Trespicos lo forman tres montañas unidas en fila. En el sur, El Vigía otea la planicie a sus pies desde la altura de sus barrancos, donde aún persisten los restos de un castillo abandonado junto a historias enterradas. Mediador era el paso más viable hacia su hermano vigilante. Se abría hacia el pueblo con las pendientes más suaves y a través de mil caminos conectaba también con Resoluto, que parecía seguir creciendo con sus puntas de piedra apuntando al norte.

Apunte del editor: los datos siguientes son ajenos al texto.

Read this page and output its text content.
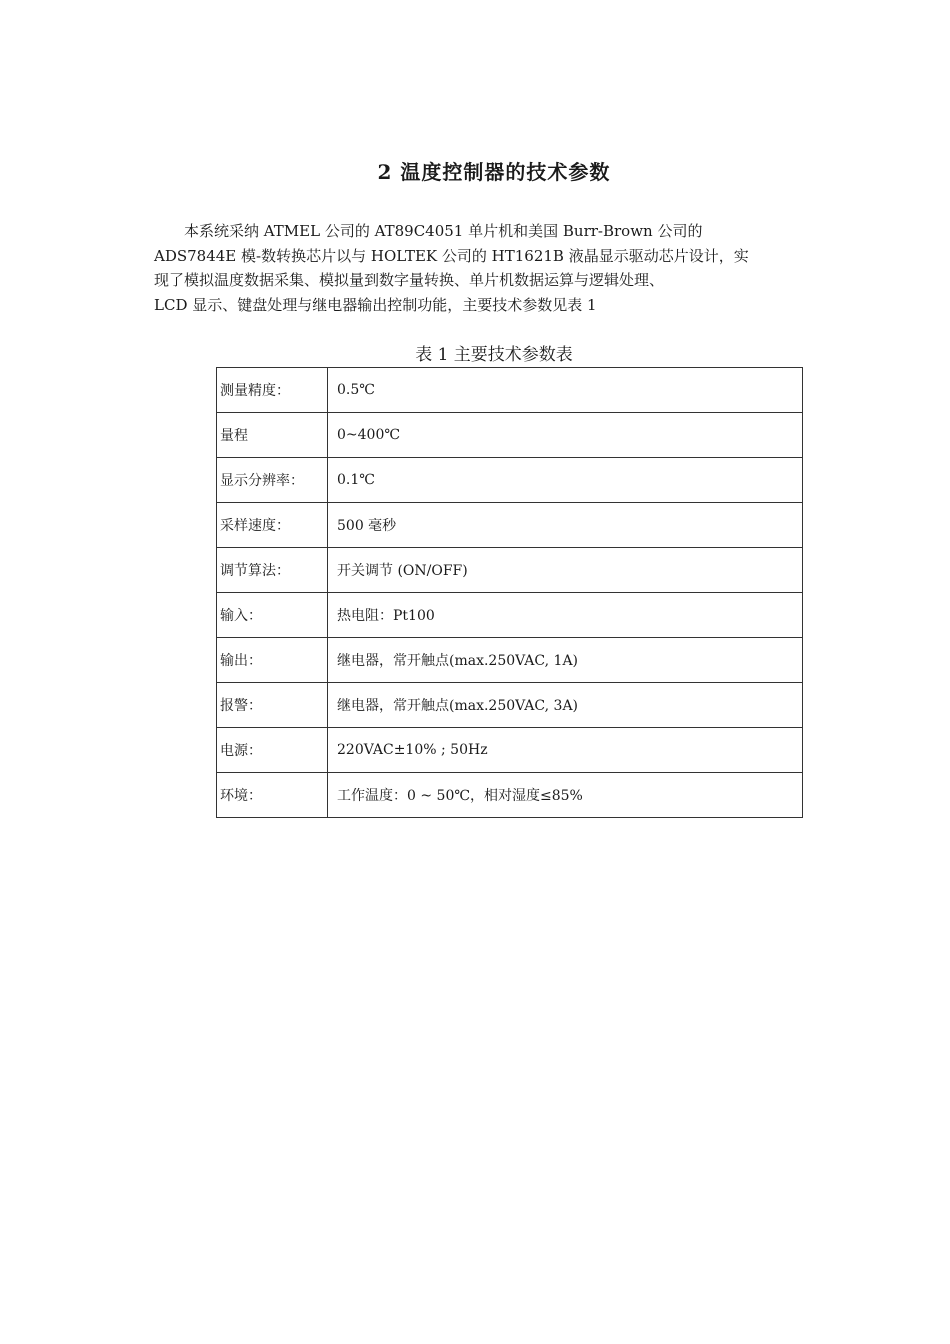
2 温度控制器的技术参数

本系统采纳 ATMEL 公司的 AT89C4051 单片机和美国 Burr-Brown 公司的
ADS7844E 模-数转换芯片以与 HOLTEK 公司的 HT1621B 液晶显示驱动芯片设计，实
现了模拟温度数据采集、模拟量到数字量转换、单片机数据运算与逻辑处理、
LCD 显示、键盘处理与继电器输出控制功能，主要技术参数见表 1

表 1 主要技术参数表
测量精度：	0.5℃
量程	0~400℃
显示分辨率：	0.1℃
采样速度：	500 毫秒
调节算法：	开关调节 (ON/OFF)
输入：	热电阻：Pt100
输出：	继电器，常开触点(max.250VAC, 1A)
报警：	继电器，常开触点(max.250VAC, 3A)
电源：	220VAC±10% ; 50Hz
环境：	工作温度：0 ~ 50℃，相对湿度≤85%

Naton cruzaba el bosque ascendiendo al Resoluto. Iba por el borde para que los árboles no le impidieran la visión y en las pequeñas cimas observaba el progreso de los forasteros en la otra montaña. Antes de que llegaran a mitad de camino del Mediador su guía les abandonó tras repetir indicaciones. Él recordó su palo marcado y desenfundó su daga. El silencio a su alrededor palpitaba. Era mediodía, había bastante luz a pesar de las sombras de las nubes que se deslizaban por Trespicos. Se intentó convencer de que era pronto, de que estaba a salvo. Aún así, se escondió entre un arbusto y un árbol. Una de las ramas se coló bajo sus ropas y le arañó la espalda. Aguantó el grito. Se acurrucó y miró la otra ladera. Veía su cueva. El grupo había llegado cerca de la cima de Mediador. Hablaron, estudiaron la zona y empezaron a avanzar hacia el Resoluto. Las cuatro figuras aparecían a intervalos entre los riscos.
Se dio la vuelta. El frío recorrió su espalda como la corriente del río. Nada. Cogió aire tras comprobarlo. Y siguió comprobándolo. No se sentía seguro. Ni con la daga. ¿Para qué le iba a servir? En una breve mirada al otro lado vio a los forasteros llegando a una de las cuevas de Resoluto. Se perdieron en su interior. Volvió a su vigilancia y… se tuvo que contener. Quiso gritar. Insultar todos los parentescos de la existencia. Pero no se atrevió a alzar la voz. Con extremo sigilo inició la vuelta al pueblo. Se habían metido en su cueva.
Antes de la puesta del sol, Naton observó el regreso de la expedición. No parecían tener heridas. Ni trofeos. Se bajó de la empalizada y bajó por las calles del pueblo para integrarse con sus vecinos. Habían muchas caras esperanzadas. Empezó a correrse la voz de la vuelta, empezaron a juntarse para la espera y se agolparon alrededor de los forasteros. Tenían preguntas. Solo Khorianta, la enana, se detuvo.
— Refúgiense en sus casas, va a anochecer. — Su voz con la fuerza del martillo contra el yunque. Las preguntas resueltas, las esperanzas tiradas al suelo. — Corran la voz. Haremos guardia. Estarán a salvo. —
Y siguió su camino. Había urgencia en sus movimientos. Naton y sus vecinos no tardaron en dispersarse. No había tiempo para comentar nada, empezaba a irse la luz. Pero lograron acordar algo. El día siguiente pedirían explicaciones.